Abstract
This thesis discusses the experiments on 2D dipolar Bose gas of ultracold erbium atoms. Long-range and anisotropic dipole-dipole interaction induces complex orders in quantum many-body systems. Highly magnetic lanthanide atoms such as dysprosium and erbium have the largest magnetic moment in the periodic table, which has attracted significant attention in the past decades. Starting from quantum degenerate dysprosium and erbium atoms, exotic phases like quantum droplets, supersolid, dipolar quantum solid in the Hubbard regime have been studied. However, the 2D dipolar superfluid still remains understudied, despite being theoretically discussed for over two decades.
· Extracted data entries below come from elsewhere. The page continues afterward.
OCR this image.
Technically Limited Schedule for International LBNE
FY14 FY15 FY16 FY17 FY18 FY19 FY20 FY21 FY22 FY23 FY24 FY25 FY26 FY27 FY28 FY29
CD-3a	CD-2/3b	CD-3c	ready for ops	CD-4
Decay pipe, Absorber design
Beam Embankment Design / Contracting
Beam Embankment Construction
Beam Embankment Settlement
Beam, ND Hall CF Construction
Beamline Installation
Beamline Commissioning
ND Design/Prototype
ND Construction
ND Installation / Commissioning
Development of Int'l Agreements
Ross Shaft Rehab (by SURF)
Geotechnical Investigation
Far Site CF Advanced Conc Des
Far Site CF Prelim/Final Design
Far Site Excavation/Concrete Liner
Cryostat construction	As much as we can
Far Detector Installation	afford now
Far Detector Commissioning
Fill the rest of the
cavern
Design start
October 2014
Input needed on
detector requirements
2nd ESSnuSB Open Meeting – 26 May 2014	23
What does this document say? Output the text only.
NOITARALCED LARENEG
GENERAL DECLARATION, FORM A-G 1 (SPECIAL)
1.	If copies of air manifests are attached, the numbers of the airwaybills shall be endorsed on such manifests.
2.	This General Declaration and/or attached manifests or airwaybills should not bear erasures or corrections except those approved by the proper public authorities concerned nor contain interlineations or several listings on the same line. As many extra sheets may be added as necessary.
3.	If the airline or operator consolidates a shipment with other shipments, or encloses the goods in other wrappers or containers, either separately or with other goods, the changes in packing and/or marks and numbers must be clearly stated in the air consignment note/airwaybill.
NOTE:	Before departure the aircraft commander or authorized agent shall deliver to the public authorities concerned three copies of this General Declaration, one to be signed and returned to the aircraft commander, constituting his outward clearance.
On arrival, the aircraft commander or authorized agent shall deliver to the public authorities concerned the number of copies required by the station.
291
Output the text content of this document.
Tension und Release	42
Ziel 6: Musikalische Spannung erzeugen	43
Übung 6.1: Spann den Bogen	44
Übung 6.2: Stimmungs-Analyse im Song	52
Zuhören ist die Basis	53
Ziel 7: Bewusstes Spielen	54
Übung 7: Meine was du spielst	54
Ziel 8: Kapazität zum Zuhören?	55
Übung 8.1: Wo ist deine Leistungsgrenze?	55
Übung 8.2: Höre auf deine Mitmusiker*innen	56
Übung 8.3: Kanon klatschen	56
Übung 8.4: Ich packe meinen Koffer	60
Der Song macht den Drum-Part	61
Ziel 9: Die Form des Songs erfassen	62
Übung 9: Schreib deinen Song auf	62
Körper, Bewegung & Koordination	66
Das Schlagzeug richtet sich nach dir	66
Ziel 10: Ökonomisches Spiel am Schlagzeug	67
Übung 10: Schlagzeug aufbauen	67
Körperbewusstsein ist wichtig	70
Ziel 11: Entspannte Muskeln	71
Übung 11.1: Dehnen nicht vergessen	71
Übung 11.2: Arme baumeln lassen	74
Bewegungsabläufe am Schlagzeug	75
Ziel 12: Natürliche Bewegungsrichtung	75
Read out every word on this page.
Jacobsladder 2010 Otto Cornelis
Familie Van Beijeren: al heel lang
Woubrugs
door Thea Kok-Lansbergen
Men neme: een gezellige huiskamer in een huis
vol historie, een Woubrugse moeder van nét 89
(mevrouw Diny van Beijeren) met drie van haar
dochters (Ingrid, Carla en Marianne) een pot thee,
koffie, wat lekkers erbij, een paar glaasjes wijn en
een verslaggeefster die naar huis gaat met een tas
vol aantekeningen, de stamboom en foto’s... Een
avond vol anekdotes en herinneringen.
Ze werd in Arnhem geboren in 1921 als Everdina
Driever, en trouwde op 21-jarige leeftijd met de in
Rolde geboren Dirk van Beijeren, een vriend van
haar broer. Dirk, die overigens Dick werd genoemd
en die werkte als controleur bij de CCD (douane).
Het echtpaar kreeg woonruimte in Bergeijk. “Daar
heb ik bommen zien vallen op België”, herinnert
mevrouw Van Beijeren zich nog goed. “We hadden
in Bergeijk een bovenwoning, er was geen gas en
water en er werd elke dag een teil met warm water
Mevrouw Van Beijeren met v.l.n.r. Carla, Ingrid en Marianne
Although tremendous theories predict different phenomena in 2D dipolar superfluids, our first interest is how the superfluidity emerges in the 2D dipolar gases at finite temperature. Our observations suggest that the superfluid transition can be well described by Berezinskii-Kosterlitz-Thouless transition with an effective contact interaction as a function of dipolar orientation. With the 2D dipolar superfluid with strong DDI, we characterized the elementary excitation of the matter: the collective breathing mode. Our measurements establish how the competition between local and nonlocal interaction in strongly dipolar 2D superfluid retains quasi-scale invariance or strongly breaks scale invariance. By further searching the interaction parameters, we created stripes with global coherence, which are the first supersolid stripes in 2D. Experiments including measuring density fluctuation, coherence, and collective mode have been performed to understand the 2D supersolid. At last, we also observe unconventional light scattering from round-disk dipolar BECs, which provides a new possibility for atom optics.